Zum Brandungsangeln gibt es auf Fehmarn übrigens bessere Plätze als den Fehmarnsund. Natürlich sind die Strände auch abhängig vom Zielfisch.

Im Mai ist der Hornhecht an der Küste, das ist auf jeden Fall ein Versuch wert. Da kannst Du mit der Wathose in Gold und einer Rute mit 20g sehr erfolgreich sein und Sternstunden erleben.

Wann bist Du denn im Mai auf "meiner" Insel?


----------



## Fr33 (7. Januar 2018)

*AW: Angelgerät für Fehmarnsund*

Hallo Lars,

denke wir werden das morgen alles fix machen. Und wenn alles klappt sind wir vom 12-19 Mai dort. Sind 4 Mann und hätten dort ein Kleinboot mit 15PS. 

Brandungsangeln wäre quasi mal interessant da ich das noch nicht gemacht habe. Feedern halt... das kann ich 

Für Hornhechte hab ich alles da. Leichtere Spinnruten.... Schlanke Blinker, Wobbler, Küstenwobbler wie Spöket und co. (von der Rapfenangellei).

Mir geht's halt in erster Linie darum um nicht ganz ungeeignetes Gerät dabei zu haben. Macht erstens keinen Spaß und zweitens nen Fisch verlieren und dass der Verludert weil man den nicht hoch ziehen kann ist auch nicht die feine Art.

LG
Sascha


----------



## Gelöschte Mitglieder 12701 (7. Januar 2018)

*AW: Angelgerät für Fehmarnsund*

Ok Sascha, Rahmenbedingungen sind geklärt #6. Ich reise am 12.Mai leider ab, ansonsten hätte ich auch mal den Guide gespielt .

Mit 4 Mann und 15 PS - vermutlich ab Burgtiefe - ist die Region Fehmarnsund schon ganz gut geplant. In Richtung Staberhuk ist das schon ein Ritt- bei ruhiger, stabiler Wetterlage aber auch machbar.

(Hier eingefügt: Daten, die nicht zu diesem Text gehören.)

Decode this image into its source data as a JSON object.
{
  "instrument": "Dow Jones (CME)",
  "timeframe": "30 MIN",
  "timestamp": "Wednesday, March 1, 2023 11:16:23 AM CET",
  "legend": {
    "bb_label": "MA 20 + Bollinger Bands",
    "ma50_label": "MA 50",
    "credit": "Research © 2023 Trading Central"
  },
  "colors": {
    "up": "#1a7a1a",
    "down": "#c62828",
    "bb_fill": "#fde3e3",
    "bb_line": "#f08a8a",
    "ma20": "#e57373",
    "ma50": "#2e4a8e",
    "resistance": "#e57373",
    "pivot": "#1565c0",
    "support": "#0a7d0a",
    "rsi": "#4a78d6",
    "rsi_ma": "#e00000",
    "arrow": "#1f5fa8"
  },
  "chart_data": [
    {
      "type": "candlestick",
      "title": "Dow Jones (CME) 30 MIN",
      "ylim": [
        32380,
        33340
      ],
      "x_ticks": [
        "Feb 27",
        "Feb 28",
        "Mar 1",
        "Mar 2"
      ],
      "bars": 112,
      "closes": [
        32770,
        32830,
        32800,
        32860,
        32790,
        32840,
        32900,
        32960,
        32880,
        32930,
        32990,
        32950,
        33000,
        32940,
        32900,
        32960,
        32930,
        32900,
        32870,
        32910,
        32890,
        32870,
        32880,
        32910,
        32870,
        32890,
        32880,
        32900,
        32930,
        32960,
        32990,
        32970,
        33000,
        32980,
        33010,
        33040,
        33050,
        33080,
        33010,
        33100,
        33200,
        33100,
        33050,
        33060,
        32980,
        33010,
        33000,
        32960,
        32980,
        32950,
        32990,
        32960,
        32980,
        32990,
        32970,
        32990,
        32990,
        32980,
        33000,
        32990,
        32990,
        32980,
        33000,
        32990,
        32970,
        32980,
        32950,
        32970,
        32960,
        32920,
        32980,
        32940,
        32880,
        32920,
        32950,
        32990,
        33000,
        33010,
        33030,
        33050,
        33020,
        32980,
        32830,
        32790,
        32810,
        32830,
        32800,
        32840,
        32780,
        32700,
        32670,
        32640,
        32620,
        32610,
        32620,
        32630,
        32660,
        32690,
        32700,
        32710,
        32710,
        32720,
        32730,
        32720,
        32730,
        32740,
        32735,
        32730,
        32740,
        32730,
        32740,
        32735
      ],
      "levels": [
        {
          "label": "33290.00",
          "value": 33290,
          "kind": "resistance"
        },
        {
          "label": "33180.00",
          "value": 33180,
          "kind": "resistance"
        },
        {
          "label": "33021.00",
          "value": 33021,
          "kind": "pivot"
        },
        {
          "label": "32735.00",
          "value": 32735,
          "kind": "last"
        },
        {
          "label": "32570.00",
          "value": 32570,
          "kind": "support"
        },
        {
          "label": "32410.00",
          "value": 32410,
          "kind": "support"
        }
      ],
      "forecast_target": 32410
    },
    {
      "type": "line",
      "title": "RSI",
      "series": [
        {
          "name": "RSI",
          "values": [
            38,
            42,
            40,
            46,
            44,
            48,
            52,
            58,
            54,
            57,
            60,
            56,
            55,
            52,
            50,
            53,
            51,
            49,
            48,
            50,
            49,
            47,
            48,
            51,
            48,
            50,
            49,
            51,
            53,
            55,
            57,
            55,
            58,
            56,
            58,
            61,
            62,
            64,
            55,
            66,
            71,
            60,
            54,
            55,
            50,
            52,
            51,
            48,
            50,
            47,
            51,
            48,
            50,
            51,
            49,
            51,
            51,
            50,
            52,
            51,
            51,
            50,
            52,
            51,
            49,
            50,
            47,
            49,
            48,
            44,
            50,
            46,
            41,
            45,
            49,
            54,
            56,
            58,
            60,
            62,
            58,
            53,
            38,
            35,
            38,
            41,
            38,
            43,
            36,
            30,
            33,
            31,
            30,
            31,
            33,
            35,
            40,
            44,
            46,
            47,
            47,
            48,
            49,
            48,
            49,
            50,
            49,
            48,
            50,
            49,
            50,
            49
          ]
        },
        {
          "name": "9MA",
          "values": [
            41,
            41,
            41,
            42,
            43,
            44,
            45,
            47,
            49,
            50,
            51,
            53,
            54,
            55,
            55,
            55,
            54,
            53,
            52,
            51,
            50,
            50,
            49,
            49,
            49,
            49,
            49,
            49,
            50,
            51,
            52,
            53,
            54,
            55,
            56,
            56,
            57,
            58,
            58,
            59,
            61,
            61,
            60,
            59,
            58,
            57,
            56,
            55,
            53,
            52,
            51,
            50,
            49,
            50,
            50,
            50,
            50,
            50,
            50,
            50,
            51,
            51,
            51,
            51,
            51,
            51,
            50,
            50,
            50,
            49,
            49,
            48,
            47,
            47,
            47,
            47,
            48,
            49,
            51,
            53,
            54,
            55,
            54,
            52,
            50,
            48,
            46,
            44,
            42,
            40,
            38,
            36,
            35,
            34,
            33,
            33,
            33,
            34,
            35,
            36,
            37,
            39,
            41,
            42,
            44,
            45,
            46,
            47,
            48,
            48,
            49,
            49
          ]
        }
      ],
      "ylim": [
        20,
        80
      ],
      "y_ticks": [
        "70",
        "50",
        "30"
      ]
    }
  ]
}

Im Sund geht eigentlich immer Plattfisch vom Kleinboot. Da reichen im "alten" Fahrwasser Buttlöffel mit 60g. Bei 4 Mann auf dem Boot würde ich auch zu Ruten zwischen 240cm und 270cm tendieren. 

Mit der Spinnrute vom Boot mit GuFi in Richtung Huk bei 10m reichen in der Regel auch eher 40g bis 60g.

Beim Brandungsangeln sind schon ein paar vernünftige Brandungsruten sinnvoll, da 120g bis 150g eigentlich schon als WG dran sein sollten. Auch ein vernünftiges Dreibein ist notwendig, alles andere würde die Erfolgschancen und den Spaß minimieren. Ausrüstung bekommt man häufig gut und günstig gebraucht bei EBay- nur mal so als Tipp. Sollte einem das nicht zusagen, kann man das in der Regel anschließend für die gleiche Kohle wieder verkloppen .

Ich möchte Euch noch einen Tipp geben- wenn es finanziell nicht Eurenn Rahmen sprengt, würde ich möglichst 2 Boote mit 4 Personen buchen! 4 Mann ist auf einem Kleinboot schon eng. Machen viele, aber wäre nicht mein Ding. Mein Boot ist eine Nummer größer und ich bin zu dritt schon genervt :q. Und ein Angelurlaub soll doch auch Spaß machen...


----------



## mefofänger (7. Januar 2018)

*AW: Angelgerät für Fehmarnsund*

eine spinnrute mit 40 - 80 gr. wurfgewicht und bleiköpfe zwischen 24-60gr. und ein paar gummi`s in motoroil reichen in 85% der fälle.  mfg


----------



## Gelöschte Mitglieder 12701 (8. Januar 2018)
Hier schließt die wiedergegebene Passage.